Thomas Mann: Democracy Will Win!
“It is a terrible spectacle when the irrational becomes popular,” said Thomas Mann in his famous speech at the Library of Congress in 1943. The resistance of this famous German author is both inspiring and, alas, deeply relevant today, as we witness the fundamental values of democracy once again being called into question by a increasingly virulent populism and nationalism on both sides of the Atlantic that are putting democratic society under massive pressure.

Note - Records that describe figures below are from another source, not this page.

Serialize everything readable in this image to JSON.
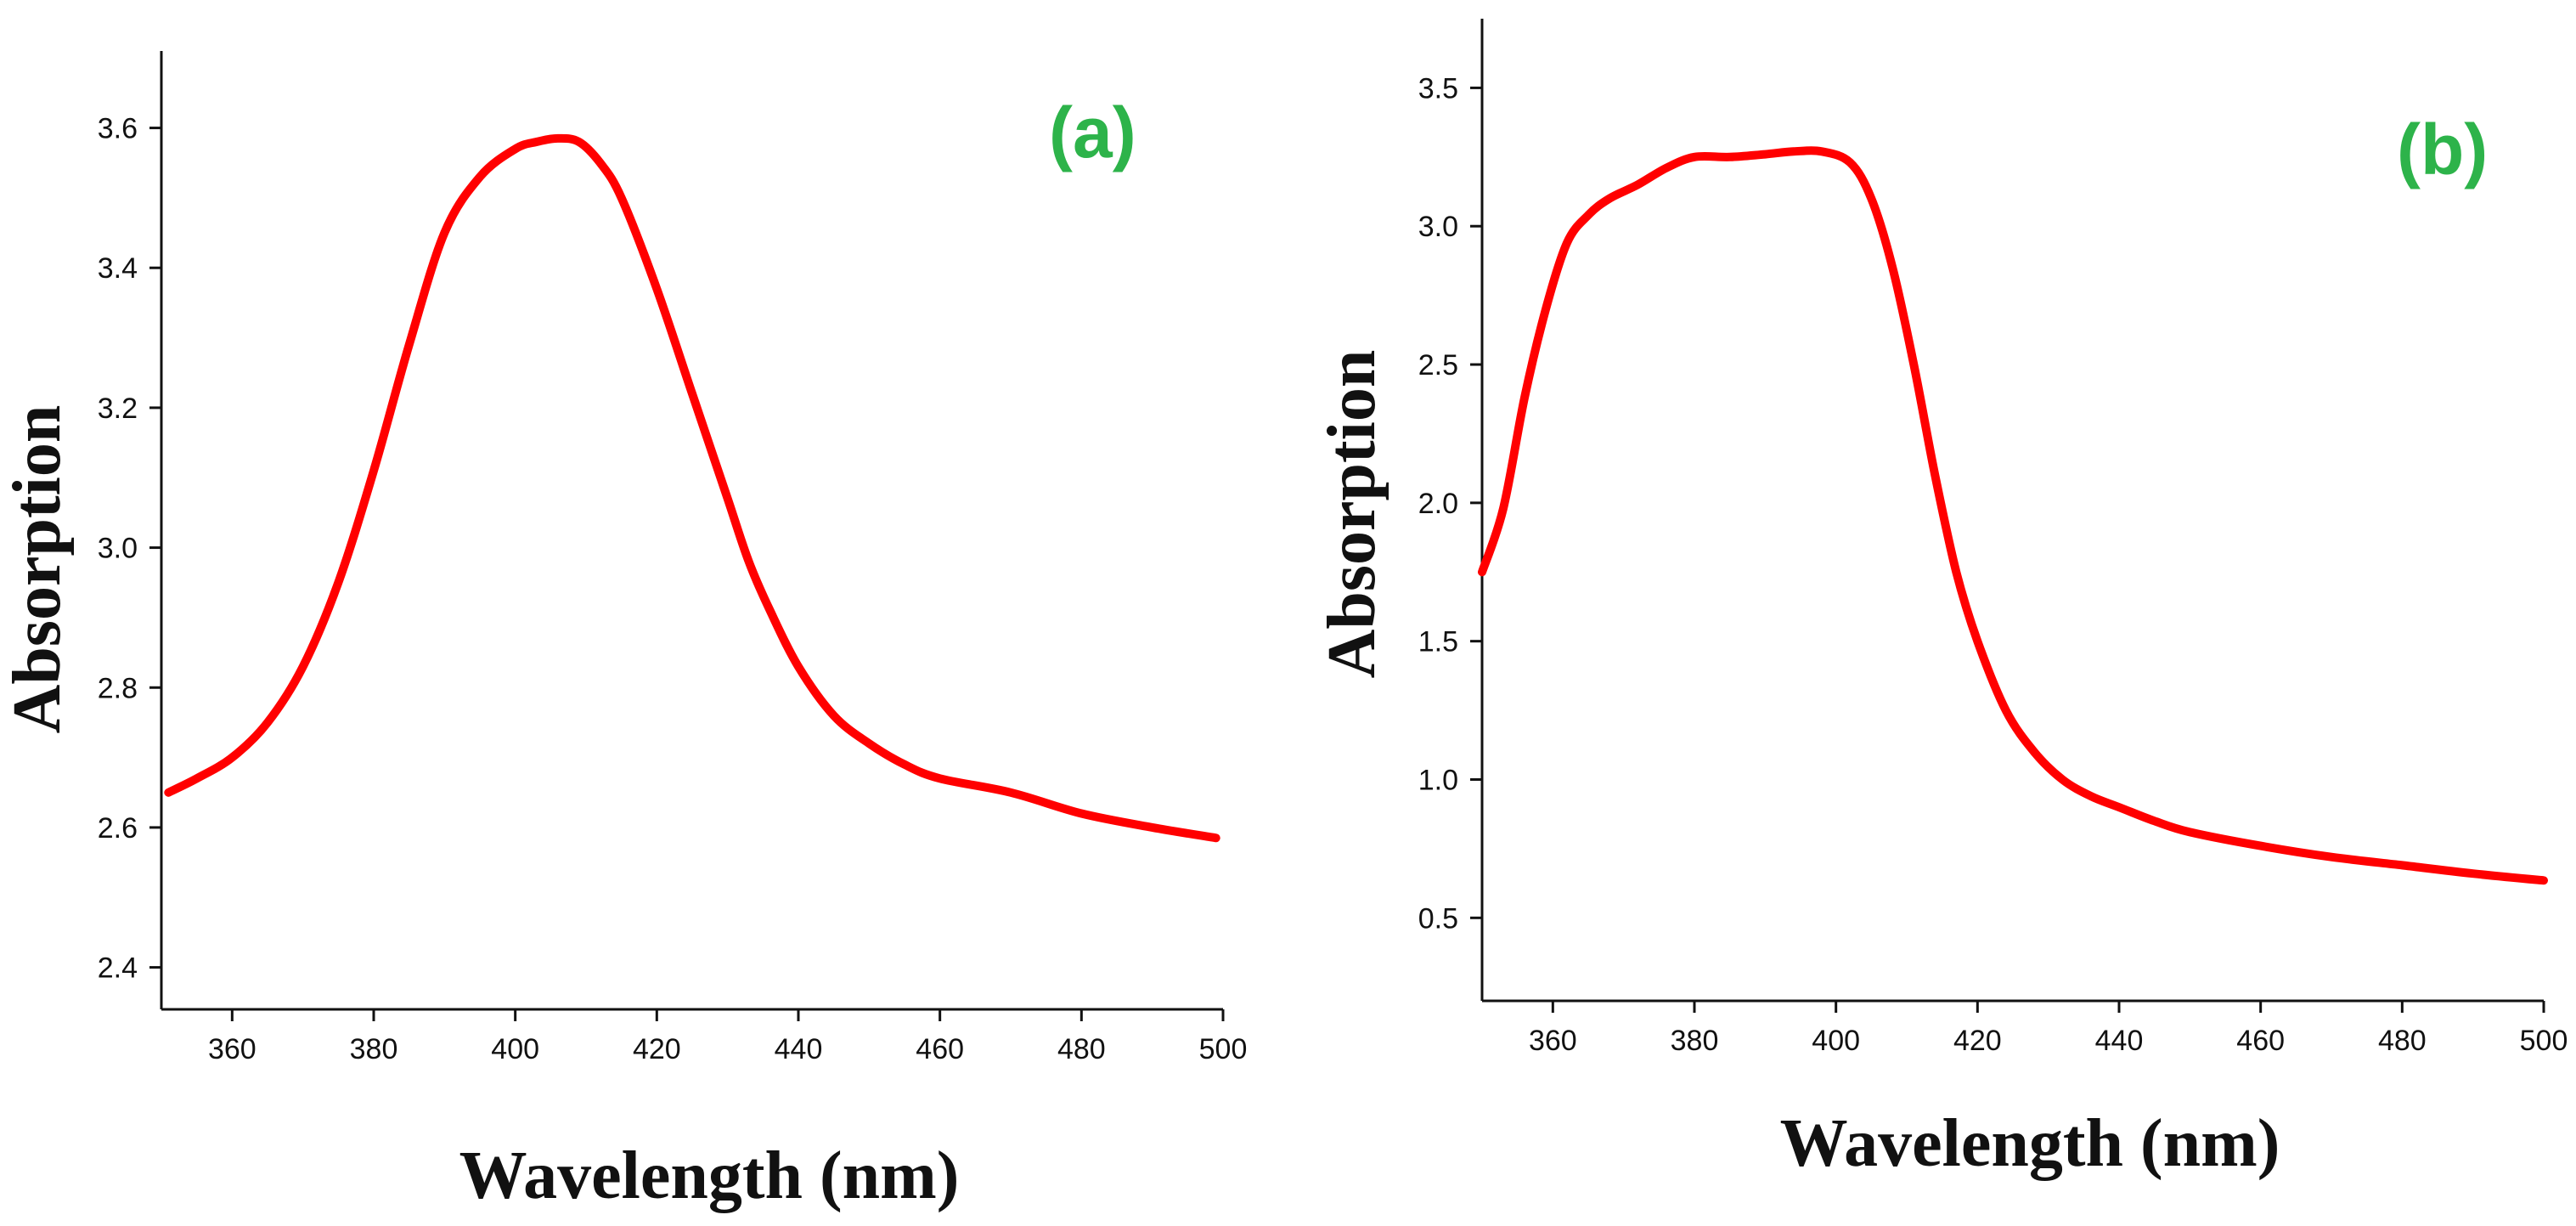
{
  "colors": {
    "series": "#ff0000",
    "panel_label": "#2db34a",
    "axis": "#111111"
  },
  "chart_data": [
    {
      "type": "line",
      "panel_label": "(a)",
      "xlabel": "Wavelength (nm)",
      "ylabel": "Absorption",
      "xlim": [
        350,
        500
      ],
      "ylim": [
        2.34,
        3.71
      ],
      "xticks": [
        360,
        380,
        400,
        420,
        440,
        460,
        480,
        500
      ],
      "xtick_labels": [
        "360",
        "380",
        "400",
        "420",
        "440",
        "460",
        "480",
        "500"
      ],
      "yticks": [
        2.4,
        2.6,
        2.8,
        3.0,
        3.2,
        3.4,
        3.6
      ],
      "ytick_labels": [
        "2.4",
        "2.6",
        "2.8",
        "3.0",
        "3.2",
        "3.4",
        "3.6"
      ],
      "grid": false,
      "series": [
        {
          "name": "Absorption",
          "x": [
            351,
            355,
            360,
            365,
            370,
            375,
            380,
            385,
            390,
            395,
            400,
            403,
            406,
            409,
            412,
            415,
            420,
            425,
            430,
            433,
            436,
            440,
            445,
            450,
            455,
            460,
            470,
            480,
            490,
            499
          ],
          "y": [
            2.65,
            2.67,
            2.7,
            2.75,
            2.83,
            2.95,
            3.11,
            3.29,
            3.45,
            3.53,
            3.57,
            3.58,
            3.585,
            3.58,
            3.55,
            3.5,
            3.37,
            3.22,
            3.07,
            2.98,
            2.91,
            2.83,
            2.76,
            2.72,
            2.69,
            2.67,
            2.65,
            2.62,
            2.6,
            2.585
          ]
        }
      ]
    },
    {
      "type": "line",
      "panel_label": "(b)",
      "xlabel": "Wavelength (nm)",
      "ylabel": "Absorption",
      "xlim": [
        350,
        500
      ],
      "ylim": [
        0.2,
        3.75
      ],
      "xticks": [
        360,
        380,
        400,
        420,
        440,
        460,
        480,
        500
      ],
      "xtick_labels": [
        "360",
        "380",
        "400",
        "420",
        "440",
        "460",
        "480",
        "500"
      ],
      "yticks": [
        0.5,
        1.0,
        1.5,
        2.0,
        2.5,
        3.0,
        3.5
      ],
      "ytick_labels": [
        "0.5",
        "1.0",
        "1.5",
        "2.0",
        "2.5",
        "3.0",
        "3.5"
      ],
      "grid": false,
      "series": [
        {
          "name": "Absorption",
          "x": [
            350,
            353,
            356,
            359,
            362,
            365,
            368,
            372,
            376,
            380,
            385,
            390,
            394,
            398,
            402,
            405,
            408,
            411,
            414,
            417,
            420,
            424,
            428,
            432,
            436,
            440,
            445,
            450,
            460,
            470,
            480,
            490,
            500
          ],
          "y": [
            1.75,
            1.98,
            2.38,
            2.7,
            2.94,
            3.04,
            3.1,
            3.15,
            3.21,
            3.25,
            3.25,
            3.26,
            3.27,
            3.27,
            3.23,
            3.1,
            2.85,
            2.5,
            2.1,
            1.75,
            1.5,
            1.25,
            1.1,
            1.0,
            0.94,
            0.9,
            0.85,
            0.81,
            0.76,
            0.72,
            0.69,
            0.66,
            0.635
          ]
        }
      ]
    }
  ]
}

As a polemical contribution to these current debates, the Princeton German Department is hosting the touring exhibition Thomas Mann: Democracy Will Win! whose spatial and metaphorical center is the Thomas Mann House in Pacific Palisades, California. For it was from this sanctuary in exile that Mann campaigned tirelessly for a new understanding of democracy. Today Mann’s West Coast residence is once again at the service of intellectual exchange and transatlantic understanding.
The first part of the exhibition presents the development of Thomas Mann’s political biography from monarchist to powerful opponent of National Socialism and committed fighter for democracy. Photographs, texts, excerpts from the famous radio addresses “To the German Listeners!” and original exhibits trace his intellectual, political and spatial paths.

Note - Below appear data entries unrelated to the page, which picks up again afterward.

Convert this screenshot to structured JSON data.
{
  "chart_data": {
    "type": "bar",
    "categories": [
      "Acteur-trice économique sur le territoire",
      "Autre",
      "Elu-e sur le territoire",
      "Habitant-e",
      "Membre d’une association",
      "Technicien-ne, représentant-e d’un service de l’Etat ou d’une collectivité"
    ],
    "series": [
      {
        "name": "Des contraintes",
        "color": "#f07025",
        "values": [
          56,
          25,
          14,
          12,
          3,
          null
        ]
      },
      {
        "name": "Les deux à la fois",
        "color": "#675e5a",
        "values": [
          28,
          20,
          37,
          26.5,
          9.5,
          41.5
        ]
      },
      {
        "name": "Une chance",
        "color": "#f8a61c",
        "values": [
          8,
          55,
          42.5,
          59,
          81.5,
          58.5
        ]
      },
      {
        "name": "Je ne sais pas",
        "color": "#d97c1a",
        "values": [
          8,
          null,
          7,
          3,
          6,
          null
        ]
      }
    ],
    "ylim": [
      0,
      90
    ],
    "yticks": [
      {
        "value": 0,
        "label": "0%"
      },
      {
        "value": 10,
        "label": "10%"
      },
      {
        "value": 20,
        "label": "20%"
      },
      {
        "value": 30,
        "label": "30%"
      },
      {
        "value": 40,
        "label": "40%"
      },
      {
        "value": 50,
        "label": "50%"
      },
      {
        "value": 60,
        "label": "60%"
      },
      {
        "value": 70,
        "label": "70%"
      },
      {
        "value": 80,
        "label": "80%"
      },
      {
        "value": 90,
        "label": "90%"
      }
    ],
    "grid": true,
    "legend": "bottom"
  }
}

The second multimedia section connects this history to the present. What makes a political person? How does one become a supporter of democracy? How does one defend one’s stance? Film clips and interviews, tweets and quotes from personalities from politics, popular culture, literature and society – ranging from Greta Thunberg to Saša Stanišić, from Donald Trump to Barack Obama, from Igor Levit to Edward Snowden – illustrate the importance of the question: How can we defend and sustainably strengthen democracy as a responsible model of social organisation? This is a task that is more important than ever today, in times of rampant neo-fascisms, global migration, climate change, and new pandemics.

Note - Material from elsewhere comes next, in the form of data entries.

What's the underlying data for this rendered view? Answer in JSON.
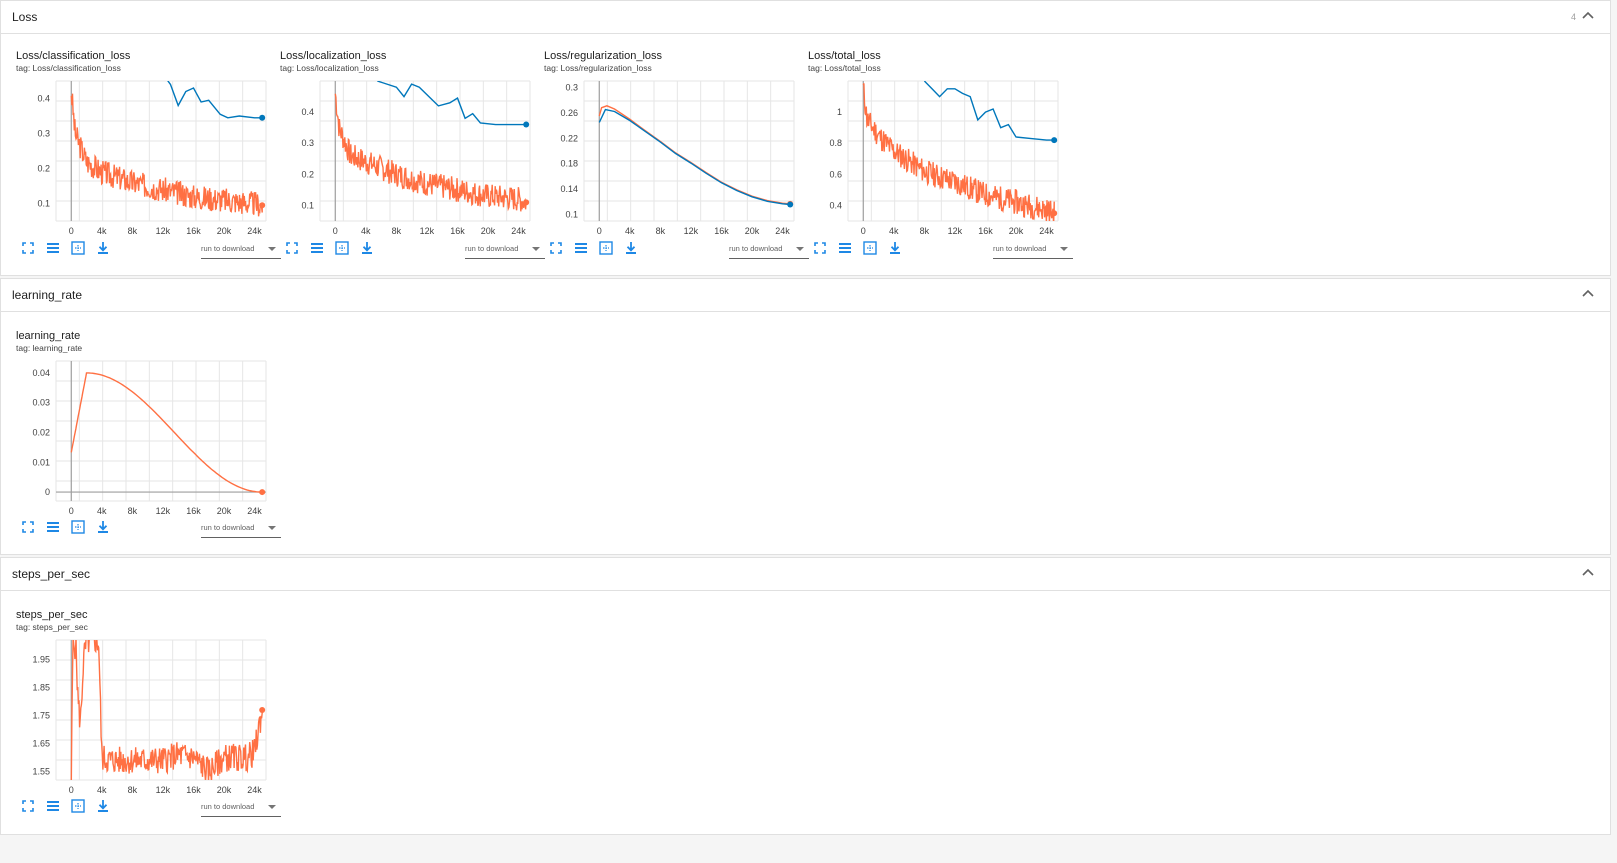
{
  "sections": {
    "loss": {
      "title": "Loss",
      "count": "4"
    },
    "lr": {
      "title": "learning_rate"
    },
    "sps": {
      "title": "steps_per_sec"
    }
  },
  "cards": [
    {
      "id": "cls",
      "title": "Loss/classification_loss",
      "tag": "tag: Loss/classification_loss",
      "download_label": "run to download"
    },
    {
      "id": "loc",
      "title": "Loss/localization_loss",
      "tag": "tag: Loss/localization_loss",
      "download_label": "run to download"
    },
    {
      "id": "reg",
      "title": "Loss/regularization_loss",
      "tag": "tag: Loss/regularization_loss",
      "download_label": "run to download"
    },
    {
      "id": "tot",
      "title": "Loss/total_loss",
      "tag": "tag: Loss/total_loss",
      "download_label": "run to download"
    },
    {
      "id": "lr",
      "title": "learning_rate",
      "tag": "tag: learning_rate",
      "download_label": "run to download"
    },
    {
      "id": "sps",
      "title": "steps_per_sec",
      "tag": "tag: steps_per_sec",
      "download_label": "run to download"
    }
  ],
  "colors": {
    "orange": "#ff7043",
    "blue": "#0077bb",
    "grid": "#e0e0e0",
    "icon": "#1e88e5"
  },
  "icons": [
    "fullscreen-icon",
    "data-list-icon",
    "fit-domain-icon",
    "download-icon"
  ],
  "chart_data": [
    {
      "id": "cls",
      "type": "line",
      "xlim": [
        -2000,
        25500
      ],
      "ylim": [
        0.05,
        0.45
      ],
      "xticks": [
        0,
        4000,
        8000,
        12000,
        16000,
        20000,
        24000
      ],
      "xtick_labels": [
        "0",
        "4k",
        "8k",
        "12k",
        "16k",
        "20k",
        "24k"
      ],
      "yticks": [
        0.1,
        0.2,
        0.3,
        0.4
      ],
      "ytick_labels": [
        "0.1",
        "0.2",
        "0.3",
        "0.4"
      ],
      "series": [
        {
          "color": "blue",
          "points": [
            [
              12000,
              0.47
            ],
            [
              13000,
              0.44
            ],
            [
              14000,
              0.38
            ],
            [
              15000,
              0.42
            ],
            [
              16000,
              0.43
            ],
            [
              17000,
              0.39
            ],
            [
              18000,
              0.395
            ],
            [
              19500,
              0.355
            ],
            [
              20500,
              0.345
            ],
            [
              22000,
              0.35
            ],
            [
              24000,
              0.345
            ],
            [
              25000,
              0.345
            ]
          ]
        },
        {
          "color": "orange",
          "noisy": true,
          "seed": 3,
          "points": [
            [
              0,
              0.42
            ],
            [
              500,
              0.3
            ],
            [
              2000,
              0.22
            ],
            [
              4000,
              0.19
            ],
            [
              8000,
              0.16
            ],
            [
              12000,
              0.14
            ],
            [
              16000,
              0.12
            ],
            [
              20000,
              0.11
            ],
            [
              24000,
              0.1
            ],
            [
              25000,
              0.095
            ]
          ]
        }
      ]
    },
    {
      "id": "loc",
      "type": "line",
      "xlim": [
        -2000,
        25500
      ],
      "ylim": [
        0.05,
        0.5
      ],
      "xticks": [
        0,
        4000,
        8000,
        12000,
        16000,
        20000,
        24000
      ],
      "xtick_labels": [
        "0",
        "4k",
        "8k",
        "12k",
        "16k",
        "20k",
        "24k"
      ],
      "yticks": [
        0.1,
        0.2,
        0.3,
        0.4
      ],
      "ytick_labels": [
        "0.1",
        "0.2",
        "0.3",
        "0.4"
      ],
      "series": [
        {
          "color": "blue",
          "points": [
            [
              5500,
              0.5
            ],
            [
              8000,
              0.48
            ],
            [
              9000,
              0.45
            ],
            [
              10000,
              0.49
            ],
            [
              11000,
              0.48
            ],
            [
              13500,
              0.42
            ],
            [
              15000,
              0.43
            ],
            [
              16000,
              0.445
            ],
            [
              17000,
              0.38
            ],
            [
              18000,
              0.395
            ],
            [
              19000,
              0.365
            ],
            [
              21000,
              0.36
            ],
            [
              23000,
              0.36
            ],
            [
              25000,
              0.36
            ]
          ]
        },
        {
          "color": "orange",
          "noisy": true,
          "seed": 7,
          "points": [
            [
              0,
              0.46
            ],
            [
              500,
              0.35
            ],
            [
              2000,
              0.26
            ],
            [
              4000,
              0.24
            ],
            [
              8000,
              0.2
            ],
            [
              12000,
              0.17
            ],
            [
              16000,
              0.15
            ],
            [
              20000,
              0.13
            ],
            [
              24000,
              0.12
            ],
            [
              25000,
              0.11
            ]
          ]
        }
      ]
    },
    {
      "id": "reg",
      "type": "line",
      "xlim": [
        -2000,
        25500
      ],
      "ylim": [
        0.09,
        0.31
      ],
      "xticks": [
        0,
        4000,
        8000,
        12000,
        16000,
        20000,
        24000
      ],
      "xtick_labels": [
        "0",
        "4k",
        "8k",
        "12k",
        "16k",
        "20k",
        "24k"
      ],
      "yticks": [
        0.1,
        0.14,
        0.18,
        0.22,
        0.26,
        0.3
      ],
      "ytick_labels": [
        "0.1",
        "0.14",
        "0.18",
        "0.22",
        "0.26",
        "0.3"
      ],
      "series": [
        {
          "color": "orange",
          "points": [
            [
              0,
              0.255
            ],
            [
              300,
              0.268
            ],
            [
              1000,
              0.271
            ],
            [
              2000,
              0.266
            ],
            [
              4000,
              0.25
            ],
            [
              6000,
              0.232
            ],
            [
              8000,
              0.215
            ],
            [
              10000,
              0.197
            ],
            [
              12000,
              0.182
            ],
            [
              14000,
              0.166
            ],
            [
              16000,
              0.151
            ],
            [
              18000,
              0.139
            ],
            [
              20000,
              0.129
            ],
            [
              22000,
              0.122
            ],
            [
              24000,
              0.118
            ],
            [
              25000,
              0.117
            ]
          ]
        },
        {
          "color": "blue",
          "points": [
            [
              0,
              0.245
            ],
            [
              800,
              0.265
            ],
            [
              2000,
              0.262
            ],
            [
              4000,
              0.248
            ],
            [
              6000,
              0.231
            ],
            [
              8000,
              0.214
            ],
            [
              10000,
              0.196
            ],
            [
              12000,
              0.181
            ],
            [
              14000,
              0.165
            ],
            [
              16000,
              0.15
            ],
            [
              18000,
              0.138
            ],
            [
              20000,
              0.128
            ],
            [
              22000,
              0.121
            ],
            [
              24000,
              0.117
            ],
            [
              25000,
              0.116
            ]
          ]
        }
      ]
    },
    {
      "id": "tot",
      "type": "line",
      "xlim": [
        -2000,
        25500
      ],
      "ylim": [
        0.3,
        1.2
      ],
      "xticks": [
        0,
        4000,
        8000,
        12000,
        16000,
        20000,
        24000
      ],
      "xtick_labels": [
        "0",
        "4k",
        "8k",
        "12k",
        "16k",
        "20k",
        "24k"
      ],
      "yticks": [
        0.4,
        0.6,
        0.8,
        1
      ],
      "ytick_labels": [
        "0.4",
        "0.6",
        "0.8",
        "1"
      ],
      "series": [
        {
          "color": "blue",
          "points": [
            [
              8000,
              1.2
            ],
            [
              9000,
              1.15
            ],
            [
              10000,
              1.1
            ],
            [
              11000,
              1.15
            ],
            [
              12000,
              1.15
            ],
            [
              13000,
              1.12
            ],
            [
              14000,
              1.1
            ],
            [
              15000,
              0.95
            ],
            [
              16000,
              1.0
            ],
            [
              17000,
              1.02
            ],
            [
              18000,
              0.9
            ],
            [
              19000,
              0.92
            ],
            [
              20000,
              0.84
            ],
            [
              22000,
              0.83
            ],
            [
              24000,
              0.82
            ],
            [
              25000,
              0.82
            ]
          ]
        },
        {
          "color": "orange",
          "noisy": true,
          "seed": 11,
          "points": [
            [
              0,
              1.15
            ],
            [
              500,
              0.95
            ],
            [
              2000,
              0.85
            ],
            [
              4000,
              0.75
            ],
            [
              8000,
              0.62
            ],
            [
              12000,
              0.55
            ],
            [
              16000,
              0.47
            ],
            [
              20000,
              0.42
            ],
            [
              24000,
              0.37
            ],
            [
              25000,
              0.35
            ]
          ]
        }
      ]
    },
    {
      "id": "lr",
      "type": "line",
      "xlim": [
        -2000,
        25500
      ],
      "ylim": [
        -0.003,
        0.044
      ],
      "xticks": [
        0,
        4000,
        8000,
        12000,
        16000,
        20000,
        24000
      ],
      "xtick_labels": [
        "0",
        "4k",
        "8k",
        "12k",
        "16k",
        "20k",
        "24k"
      ],
      "yticks": [
        0,
        0.01,
        0.02,
        0.03,
        0.04
      ],
      "ytick_labels": [
        "0",
        "0.01",
        "0.02",
        "0.03",
        "0.04"
      ],
      "series": [
        {
          "color": "orange",
          "cosine": true,
          "points": [
            [
              0,
              0.0133
            ],
            [
              2000,
              0.04
            ],
            [
              25000,
              0
            ]
          ]
        }
      ]
    },
    {
      "id": "sps",
      "type": "line",
      "xlim": [
        -2000,
        25500
      ],
      "ylim": [
        1.52,
        2.02
      ],
      "xticks": [
        0,
        4000,
        8000,
        12000,
        16000,
        20000,
        24000
      ],
      "xtick_labels": [
        "0",
        "4k",
        "8k",
        "12k",
        "16k",
        "20k",
        "24k"
      ],
      "yticks": [
        1.55,
        1.65,
        1.75,
        1.85,
        1.95
      ],
      "ytick_labels": [
        "1.55",
        "1.65",
        "1.75",
        "1.85",
        "1.95"
      ],
      "series": [
        {
          "color": "orange",
          "noisy": true,
          "seed": 5,
          "amp": 0.05,
          "points": [
            [
              0,
              1.52
            ],
            [
              200,
              2.0
            ],
            [
              600,
              2.0
            ],
            [
              900,
              1.8
            ],
            [
              1200,
              1.72
            ],
            [
              1600,
              1.95
            ],
            [
              2000,
              2.01
            ],
            [
              3000,
              2.02
            ],
            [
              3600,
              2.01
            ],
            [
              4000,
              1.6
            ],
            [
              5000,
              1.59
            ],
            [
              8000,
              1.59
            ],
            [
              12000,
              1.59
            ],
            [
              14000,
              1.61
            ],
            [
              16000,
              1.6
            ],
            [
              18000,
              1.55
            ],
            [
              20000,
              1.6
            ],
            [
              23000,
              1.6
            ],
            [
              24000,
              1.62
            ],
            [
              25000,
              1.77
            ]
          ]
        }
      ]
    }
  ]
}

The exhibition is structured around the terms Beginnings, Zeitgeist, Affirmation, Take Action, and Responsibility which convey some of the ambivalences that even a democratic system cannot eliminate. Thomas Mann’s life offers numerous points of departure for examining the current state, the fragility and the future of democracy – inspired by Mann’s dictum: “DEMOCRACY WILL WIN!”
The exhibition, which is free and open to the public, will be on view November 6-28 in the Lower Hyphen of the East Pyne Building on the Princeton University Campus.